United Specialty Ins. Co. v. Lux Maint. & Ren. Corp., 2019 U.S. Dist. LEXIS 201805 (S.D.N.Y. Nov. 20, 2019) held that the owners of a construction project could trigger fault-based additional insured coverage by their own self-serving third-party complaint. Although the plaintiff was barred from bringing negligence claims against the employer-subcontractor, the owners pled the requisite acts and omissions in their third-party complaint for indemnification. United Specialty held that the third-party allegations were sufficient to establish a legal and factual basis upon which the subcontractor’s insurer could have a duty to indemnify and triggered its defense obligation. Other jurisdictions have rejected this approach. See, e.g., Pekin Ins. Co. v. Ill. Cement Co., Ltd. Liab. Co., 51 N.E.3d 812 (Ill. Ct. App. 3d 2016)(“self-serving” third-party complaint insufficient to trigger additional insured coverage from employer-subcontractor).

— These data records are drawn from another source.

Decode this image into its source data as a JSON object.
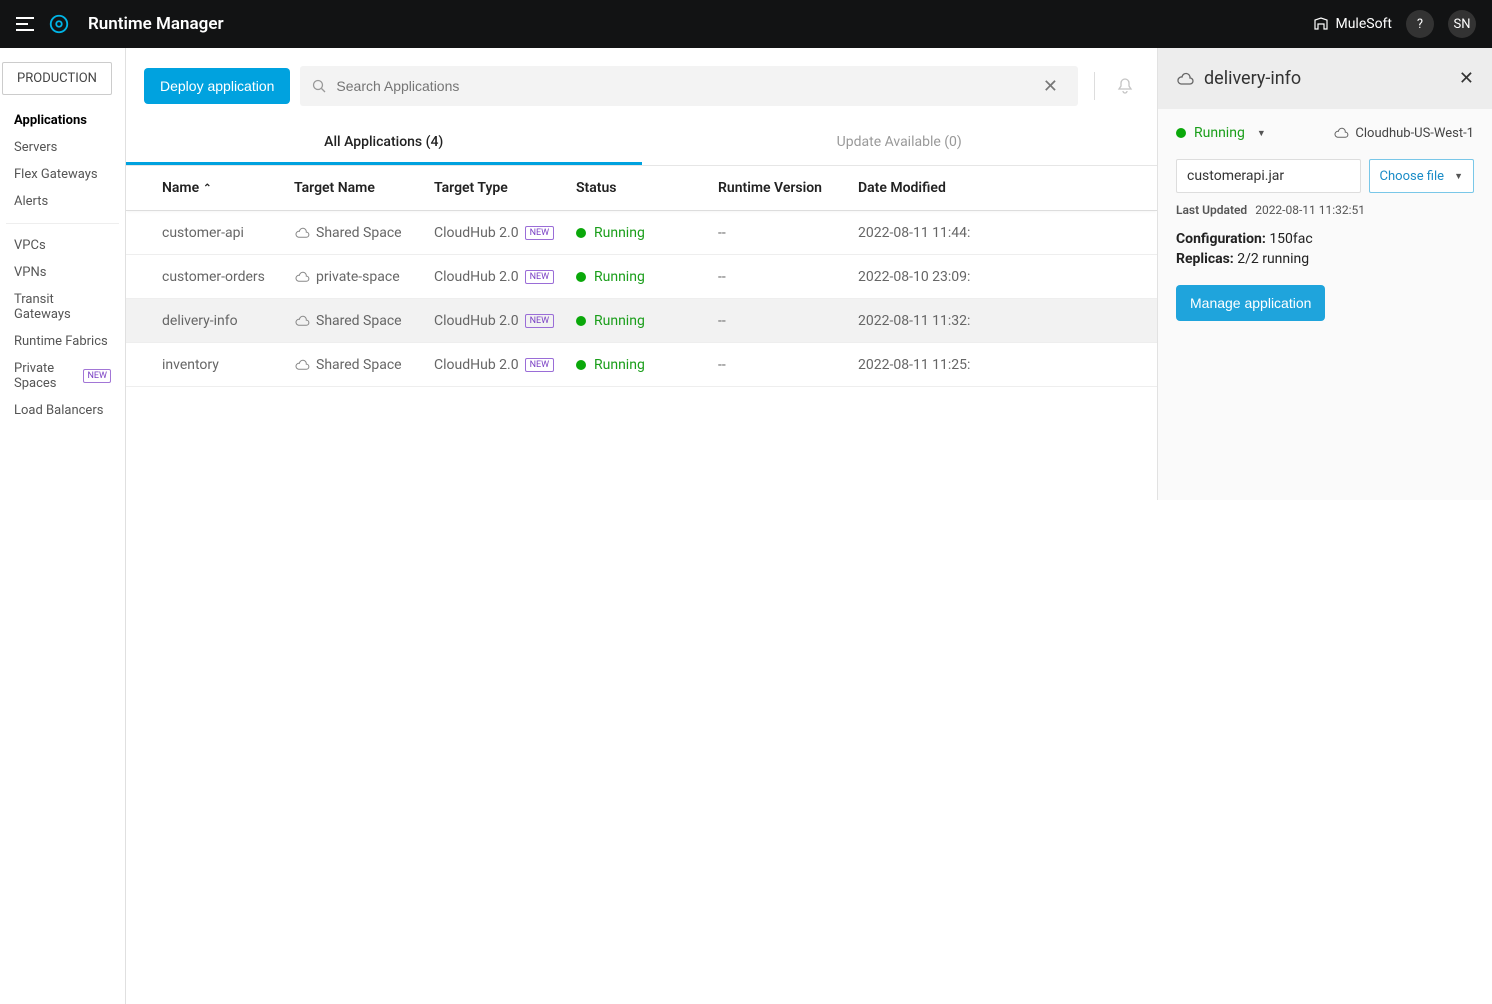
{
  "header": {
    "title": "Runtime Manager",
    "org": "MuleSoft",
    "user_initials": "SN"
  },
  "sidebar": {
    "env": "PRODUCTION",
    "group1": [
      {
        "label": "Applications",
        "active": true
      },
      {
        "label": "Servers"
      },
      {
        "label": "Flex Gateways"
      },
      {
        "label": "Alerts"
      }
    ],
    "group2": [
      {
        "label": "VPCs"
      },
      {
        "label": "VPNs"
      },
      {
        "label": "Transit Gateways"
      },
      {
        "label": "Runtime Fabrics"
      },
      {
        "label": "Private Spaces",
        "badge": "NEW"
      },
      {
        "label": "Load Balancers"
      }
    ]
  },
  "toolbar": {
    "deploy_label": "Deploy application",
    "search_placeholder": "Search Applications"
  },
  "tabs": {
    "all": "All Applications (4)",
    "update": "Update Available (0)"
  },
  "columns": {
    "name": "Name",
    "target": "Target Name",
    "type": "Target Type",
    "status": "Status",
    "runtime": "Runtime Version",
    "date": "Date Modified"
  },
  "badges": {
    "new": "NEW"
  },
  "rows": [
    {
      "name": "customer-api",
      "target": "Shared Space",
      "type": "CloudHub 2.0",
      "new": true,
      "status": "Running",
      "runtime": "--",
      "date": "2022-08-11 11:44:"
    },
    {
      "name": "customer-orders",
      "target": "private-space",
      "type": "CloudHub 2.0",
      "new": true,
      "status": "Running",
      "runtime": "--",
      "date": "2022-08-10 23:09:"
    },
    {
      "name": "delivery-info",
      "target": "Shared Space",
      "type": "CloudHub 2.0",
      "new": true,
      "status": "Running",
      "runtime": "--",
      "date": "2022-08-11 11:32:",
      "selected": true
    },
    {
      "name": "inventory",
      "target": "Shared Space",
      "type": "CloudHub 2.0",
      "new": true,
      "status": "Running",
      "runtime": "--",
      "date": "2022-08-11 11:25:"
    }
  ],
  "details": {
    "title": "delivery-info",
    "status": "Running",
    "region": "Cloudhub-US-West-1",
    "file": "customerapi.jar",
    "choose_label": "Choose file",
    "last_updated_label": "Last Updated",
    "last_updated": "2022-08-11 11:32:51",
    "config_label": "Configuration:",
    "config_value": "150fac",
    "replicas_label": "Replicas:",
    "replicas_value": "2/2 running",
    "manage_label": "Manage application"
  }
}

Pennsylvania, a strict “four corners” jurisdiction, did not consider allegations in a declaratory judgment complaint against the subcontractor’s insurer and focused on inferences of the subcontractor’s negligence to trigger the additional insured coverage. Precision Underground Pipe Servs. v. Penn Nat’l Mut. Cas. & Verizon Pa., LLC, 2019 Pa. Super. Unpub. LEXIS 4486 (Dec. 3, 2019). Precision carefully reviewed the tort complaint, which alleged that the owner and contractor had a duty to protect the subcontractor’s employees “from unreasonably dangerous conditions caused by its conduct and/or failure to act.” The court reasoned that the phrase “its conduct” referred to the subcontractor’s conduct, and therefore implied that the subcontractor was responsible for the dangerous condition that caused plaintiff’s injuries. Precision rejected the notion that “overt” allegations of negligence were required to implicate the subcontractor’s policy.

The Takeaway

Claim professionals pursuing risk transfer in a construction site bodily injury claim should be mindful of the trigger analysis applied by the jurisdiction in which the claim is pending. New York’s approach allows counsel for the putative additional insured to craft a third-party pleading that incorporates specific allegations of negligence against the subcontractor to trigger fault-based additional insured coverage. Pennsylvania’s approach leaves the putative additional insured more at the mercy of the plaintiff’s pleading. If the employer-subcontractor’s negligence cannot be inferred, the claims professional should carefully monitor the development of discovery for factual evidence to support the additional insured claim.